Farha Ahmed said her father Riaz has been voting via mail-in ballot for years in Fort Bend County. After SB1 went into effect, the mail-in ballot and application requires registered voters to add either their driver's license number or the last four digits of their social security on both the ballot and the envelope, and it has to match with what is already on their voter record on file.
Ahmed said her father received a call the day before Election Day, informing him that his mail-in ballot was rejected.
"My common understanding is that they are asking people to add their social security number on the outside of the envelope," Ahmed said. "This is a new procedure under this new bill and yes, there are a lot of seniors that don't feel comfortable doing it and he didn't feel comfortable doing it."
Ahmed said she took her father to a curbside polling location in Fort Bend County to cast a provisional ballot, which took about 40 minutes.
Ahmed fears that elderly voters or those with disabilities, like her father, did not have transportation or the necessary help, making it an even greater challenge to exercise their right to vote.
"It was easier to come in and cast a ballot in-person than trying to correct the paper ballot," Ahmed said. "And that paper ballot is also very difficult. Can you imagine how many seniors couldn't understand the instructions? Don't have anyone to drive them to vote? To either correct the ballot or vote in person? My dad is lucky to have me help him, but there is nobody like that, doing that for seniors. I worry about that."
Stevens said similar issues were reported to the Harris County Elections Office.
"What we've seen is people that received letters from us or from the early voting ballot board indicating that there was a missing ID on their ballots, then they go into the polling locations and have to go through a whole process to cancel their mail-in ballot or potentially vote a provisional ballot and that, of course, slows things down at the polling location," Stevens said.
A representative with Woori Juntos told ABC13 the changes due to SB1 significantly impacted the Korean-American community, with a limited amount of interpreters available or people who were approved to help voters in need inside the polling locations.
Dr.

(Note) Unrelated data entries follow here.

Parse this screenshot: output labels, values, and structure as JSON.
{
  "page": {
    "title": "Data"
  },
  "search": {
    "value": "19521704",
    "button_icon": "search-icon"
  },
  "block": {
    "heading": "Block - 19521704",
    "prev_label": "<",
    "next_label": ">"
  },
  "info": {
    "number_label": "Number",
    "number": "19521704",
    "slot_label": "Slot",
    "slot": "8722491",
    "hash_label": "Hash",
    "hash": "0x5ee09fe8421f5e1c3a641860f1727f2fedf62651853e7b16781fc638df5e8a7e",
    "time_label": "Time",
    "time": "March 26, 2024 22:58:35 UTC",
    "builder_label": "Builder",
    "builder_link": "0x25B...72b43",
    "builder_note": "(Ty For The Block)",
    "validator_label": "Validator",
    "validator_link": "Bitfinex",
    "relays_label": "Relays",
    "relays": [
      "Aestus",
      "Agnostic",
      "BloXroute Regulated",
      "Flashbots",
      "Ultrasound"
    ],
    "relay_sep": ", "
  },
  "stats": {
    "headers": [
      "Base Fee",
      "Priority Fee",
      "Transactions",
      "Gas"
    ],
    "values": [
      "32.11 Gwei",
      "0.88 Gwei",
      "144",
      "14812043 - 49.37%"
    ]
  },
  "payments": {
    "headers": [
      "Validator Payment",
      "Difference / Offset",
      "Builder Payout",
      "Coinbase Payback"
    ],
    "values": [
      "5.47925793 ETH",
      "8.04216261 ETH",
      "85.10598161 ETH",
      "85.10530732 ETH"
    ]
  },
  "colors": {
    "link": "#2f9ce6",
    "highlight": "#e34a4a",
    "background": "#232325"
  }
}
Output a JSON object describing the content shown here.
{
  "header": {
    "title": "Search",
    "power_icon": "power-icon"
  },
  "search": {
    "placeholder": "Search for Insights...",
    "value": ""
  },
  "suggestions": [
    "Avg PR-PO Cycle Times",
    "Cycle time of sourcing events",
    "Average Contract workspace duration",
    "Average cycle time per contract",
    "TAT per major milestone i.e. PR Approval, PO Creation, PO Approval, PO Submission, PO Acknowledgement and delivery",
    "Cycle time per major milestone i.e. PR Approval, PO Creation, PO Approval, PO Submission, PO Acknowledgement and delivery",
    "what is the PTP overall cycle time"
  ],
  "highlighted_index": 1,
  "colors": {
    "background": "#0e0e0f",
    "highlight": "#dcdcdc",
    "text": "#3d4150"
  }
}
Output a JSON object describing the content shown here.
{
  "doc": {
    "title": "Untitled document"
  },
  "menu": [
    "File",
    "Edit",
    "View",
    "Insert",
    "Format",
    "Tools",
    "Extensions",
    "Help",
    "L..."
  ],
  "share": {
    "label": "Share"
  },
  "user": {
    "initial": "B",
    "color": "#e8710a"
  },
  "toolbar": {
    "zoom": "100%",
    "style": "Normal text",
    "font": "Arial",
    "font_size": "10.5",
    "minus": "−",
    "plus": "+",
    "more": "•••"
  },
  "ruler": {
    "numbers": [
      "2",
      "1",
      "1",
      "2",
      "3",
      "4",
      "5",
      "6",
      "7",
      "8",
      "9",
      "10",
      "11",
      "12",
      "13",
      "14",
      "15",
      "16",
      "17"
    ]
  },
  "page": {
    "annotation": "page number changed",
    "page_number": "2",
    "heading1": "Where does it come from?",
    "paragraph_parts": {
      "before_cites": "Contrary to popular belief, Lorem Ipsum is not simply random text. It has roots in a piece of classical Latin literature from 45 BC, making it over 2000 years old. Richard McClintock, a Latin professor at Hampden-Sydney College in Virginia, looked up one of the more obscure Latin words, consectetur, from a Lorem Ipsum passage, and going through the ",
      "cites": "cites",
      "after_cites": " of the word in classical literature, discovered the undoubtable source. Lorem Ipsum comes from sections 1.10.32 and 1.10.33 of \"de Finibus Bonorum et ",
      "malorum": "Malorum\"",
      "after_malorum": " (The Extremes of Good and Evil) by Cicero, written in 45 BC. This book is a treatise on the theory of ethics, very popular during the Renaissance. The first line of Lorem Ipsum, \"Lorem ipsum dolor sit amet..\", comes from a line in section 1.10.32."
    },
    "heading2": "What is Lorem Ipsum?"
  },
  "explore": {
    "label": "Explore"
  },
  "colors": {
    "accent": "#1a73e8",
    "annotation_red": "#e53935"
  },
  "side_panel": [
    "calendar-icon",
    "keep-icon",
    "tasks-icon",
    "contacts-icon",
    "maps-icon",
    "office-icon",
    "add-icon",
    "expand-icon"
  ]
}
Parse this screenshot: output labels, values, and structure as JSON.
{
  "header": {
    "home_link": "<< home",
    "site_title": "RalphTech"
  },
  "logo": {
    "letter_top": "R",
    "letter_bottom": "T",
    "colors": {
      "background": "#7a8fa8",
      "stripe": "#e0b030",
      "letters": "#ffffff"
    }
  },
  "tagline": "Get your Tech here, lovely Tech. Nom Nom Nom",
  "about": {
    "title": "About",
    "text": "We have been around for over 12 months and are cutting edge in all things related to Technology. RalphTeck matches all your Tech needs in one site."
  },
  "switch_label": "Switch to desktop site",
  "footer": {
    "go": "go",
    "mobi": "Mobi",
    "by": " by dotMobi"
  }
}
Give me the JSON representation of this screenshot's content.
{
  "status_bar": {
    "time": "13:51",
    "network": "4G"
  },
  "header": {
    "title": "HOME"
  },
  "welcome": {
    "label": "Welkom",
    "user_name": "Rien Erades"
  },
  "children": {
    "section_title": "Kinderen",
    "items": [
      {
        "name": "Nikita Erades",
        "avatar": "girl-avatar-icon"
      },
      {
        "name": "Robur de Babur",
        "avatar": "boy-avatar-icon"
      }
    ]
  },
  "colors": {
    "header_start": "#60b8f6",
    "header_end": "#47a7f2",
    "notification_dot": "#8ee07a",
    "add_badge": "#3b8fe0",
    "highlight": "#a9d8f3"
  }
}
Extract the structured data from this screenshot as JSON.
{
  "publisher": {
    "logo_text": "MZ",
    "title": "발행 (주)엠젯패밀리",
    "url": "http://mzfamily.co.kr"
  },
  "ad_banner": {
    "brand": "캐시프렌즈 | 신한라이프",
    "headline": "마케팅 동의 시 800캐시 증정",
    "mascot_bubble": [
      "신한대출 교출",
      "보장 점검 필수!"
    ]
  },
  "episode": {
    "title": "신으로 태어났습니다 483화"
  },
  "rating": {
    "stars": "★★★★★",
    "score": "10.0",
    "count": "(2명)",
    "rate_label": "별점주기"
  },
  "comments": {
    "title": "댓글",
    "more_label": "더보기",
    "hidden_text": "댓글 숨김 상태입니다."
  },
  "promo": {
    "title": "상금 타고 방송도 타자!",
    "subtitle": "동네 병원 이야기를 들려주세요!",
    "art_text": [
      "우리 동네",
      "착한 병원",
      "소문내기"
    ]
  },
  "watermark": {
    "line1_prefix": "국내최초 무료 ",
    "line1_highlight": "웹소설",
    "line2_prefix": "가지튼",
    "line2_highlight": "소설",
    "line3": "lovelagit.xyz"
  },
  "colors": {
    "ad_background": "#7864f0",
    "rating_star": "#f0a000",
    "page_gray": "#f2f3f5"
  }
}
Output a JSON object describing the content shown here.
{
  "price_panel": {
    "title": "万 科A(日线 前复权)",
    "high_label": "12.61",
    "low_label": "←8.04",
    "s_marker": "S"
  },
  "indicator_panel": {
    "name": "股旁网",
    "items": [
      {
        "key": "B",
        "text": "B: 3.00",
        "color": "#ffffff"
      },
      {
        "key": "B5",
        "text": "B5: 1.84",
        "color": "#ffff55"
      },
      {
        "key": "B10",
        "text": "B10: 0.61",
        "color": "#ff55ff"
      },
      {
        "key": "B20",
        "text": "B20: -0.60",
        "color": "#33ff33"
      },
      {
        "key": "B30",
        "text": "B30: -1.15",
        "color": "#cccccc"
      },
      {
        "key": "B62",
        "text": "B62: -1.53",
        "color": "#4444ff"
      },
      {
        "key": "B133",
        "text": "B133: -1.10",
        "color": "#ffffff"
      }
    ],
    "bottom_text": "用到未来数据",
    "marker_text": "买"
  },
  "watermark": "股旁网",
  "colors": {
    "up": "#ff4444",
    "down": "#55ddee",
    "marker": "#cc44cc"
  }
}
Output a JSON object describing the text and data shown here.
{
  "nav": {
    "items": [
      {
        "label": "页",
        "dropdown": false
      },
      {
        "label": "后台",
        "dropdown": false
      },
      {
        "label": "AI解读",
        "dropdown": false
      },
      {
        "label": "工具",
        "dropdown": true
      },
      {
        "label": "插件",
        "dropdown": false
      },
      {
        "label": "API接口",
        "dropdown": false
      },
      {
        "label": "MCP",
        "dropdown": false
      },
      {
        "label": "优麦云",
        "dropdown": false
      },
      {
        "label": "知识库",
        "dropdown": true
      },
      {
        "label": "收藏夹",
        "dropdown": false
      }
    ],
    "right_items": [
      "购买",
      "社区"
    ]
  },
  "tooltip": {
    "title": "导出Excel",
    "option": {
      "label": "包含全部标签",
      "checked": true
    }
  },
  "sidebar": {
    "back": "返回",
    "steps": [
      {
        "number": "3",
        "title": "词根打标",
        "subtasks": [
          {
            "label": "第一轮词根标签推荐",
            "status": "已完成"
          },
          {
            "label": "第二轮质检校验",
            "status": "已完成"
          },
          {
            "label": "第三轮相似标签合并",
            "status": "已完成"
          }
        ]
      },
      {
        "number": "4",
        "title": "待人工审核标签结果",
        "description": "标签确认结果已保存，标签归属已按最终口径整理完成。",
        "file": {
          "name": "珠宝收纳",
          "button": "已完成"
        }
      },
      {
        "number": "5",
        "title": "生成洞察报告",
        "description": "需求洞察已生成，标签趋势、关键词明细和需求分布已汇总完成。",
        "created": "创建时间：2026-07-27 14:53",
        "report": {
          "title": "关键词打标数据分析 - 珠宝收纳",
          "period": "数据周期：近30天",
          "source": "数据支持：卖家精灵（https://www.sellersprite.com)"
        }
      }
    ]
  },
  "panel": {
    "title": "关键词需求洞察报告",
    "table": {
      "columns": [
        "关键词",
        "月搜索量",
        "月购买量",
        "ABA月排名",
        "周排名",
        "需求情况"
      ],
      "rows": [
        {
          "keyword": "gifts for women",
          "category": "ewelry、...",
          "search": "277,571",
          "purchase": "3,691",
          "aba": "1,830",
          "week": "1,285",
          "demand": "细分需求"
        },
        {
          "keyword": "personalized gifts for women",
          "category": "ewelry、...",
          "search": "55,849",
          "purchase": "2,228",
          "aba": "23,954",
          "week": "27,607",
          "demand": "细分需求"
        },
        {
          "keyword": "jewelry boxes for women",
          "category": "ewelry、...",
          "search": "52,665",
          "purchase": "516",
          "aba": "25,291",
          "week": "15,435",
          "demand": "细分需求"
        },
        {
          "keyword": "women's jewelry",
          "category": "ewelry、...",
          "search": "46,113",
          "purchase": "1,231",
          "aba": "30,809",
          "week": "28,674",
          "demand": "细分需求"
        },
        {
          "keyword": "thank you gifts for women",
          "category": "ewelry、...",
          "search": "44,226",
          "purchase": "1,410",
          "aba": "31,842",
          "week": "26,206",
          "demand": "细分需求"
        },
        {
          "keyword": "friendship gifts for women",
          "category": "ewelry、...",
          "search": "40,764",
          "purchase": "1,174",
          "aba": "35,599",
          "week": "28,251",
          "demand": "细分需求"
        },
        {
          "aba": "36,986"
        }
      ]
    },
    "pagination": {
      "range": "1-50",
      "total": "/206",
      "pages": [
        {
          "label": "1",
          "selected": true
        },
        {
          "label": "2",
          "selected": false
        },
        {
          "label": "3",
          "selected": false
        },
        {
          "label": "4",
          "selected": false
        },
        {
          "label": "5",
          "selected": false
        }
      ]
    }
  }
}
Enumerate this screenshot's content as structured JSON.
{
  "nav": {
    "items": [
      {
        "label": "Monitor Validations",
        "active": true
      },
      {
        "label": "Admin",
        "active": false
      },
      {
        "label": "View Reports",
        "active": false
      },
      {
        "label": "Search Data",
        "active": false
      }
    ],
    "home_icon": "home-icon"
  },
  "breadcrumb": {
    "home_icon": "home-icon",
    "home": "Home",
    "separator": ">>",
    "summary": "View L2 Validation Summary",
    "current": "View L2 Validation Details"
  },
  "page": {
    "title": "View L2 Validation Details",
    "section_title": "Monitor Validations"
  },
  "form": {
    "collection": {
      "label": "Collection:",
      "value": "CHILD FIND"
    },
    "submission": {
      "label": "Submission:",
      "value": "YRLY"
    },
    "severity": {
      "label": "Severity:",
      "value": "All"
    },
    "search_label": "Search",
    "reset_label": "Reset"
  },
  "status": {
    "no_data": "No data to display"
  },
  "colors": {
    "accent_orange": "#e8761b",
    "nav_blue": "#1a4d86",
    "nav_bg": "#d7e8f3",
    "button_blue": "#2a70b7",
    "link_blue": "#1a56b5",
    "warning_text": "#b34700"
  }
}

Annie Johnson-Benifield, president of the League of Women Voters of Houston, said the organization received roughly 900 calls to its hotline with the majority of the callers asking where the closest polling location was and what to do after their mail-in ballot was rejected.
"For the next election," Johnson-Benifield said. "Since this was a trial run, that maybe for the runoff and subsequently for the November election those problems would actually be cured and there will not be as many. I think a lot of voter education is required so voters will know what exactly is required about the new processes associated with SB1."
Brandon Rottinghaus, a political science professor at the University of Houston said a study conducted in one of his classes revealed during the 2020 elections, most counties failed to effectively alert voters about major changes. He said this year, it's paramount that voters educate themselves and that counties and election officials find ways to make the information readily and easily assessable for folks.
"Republican voting was about on pace with where the percentage of the primary elector is," Rottinghaus said referring to the available data for 2022 mid-term election. "But Democratic voting was a little bit lower. So we take from that, that the Democratic enthusiasm was a little bit lower. It's also the case that SB1 has created some voting hurdles and those hurdles affect the Democrats it seems more significant than it has affected Republicans."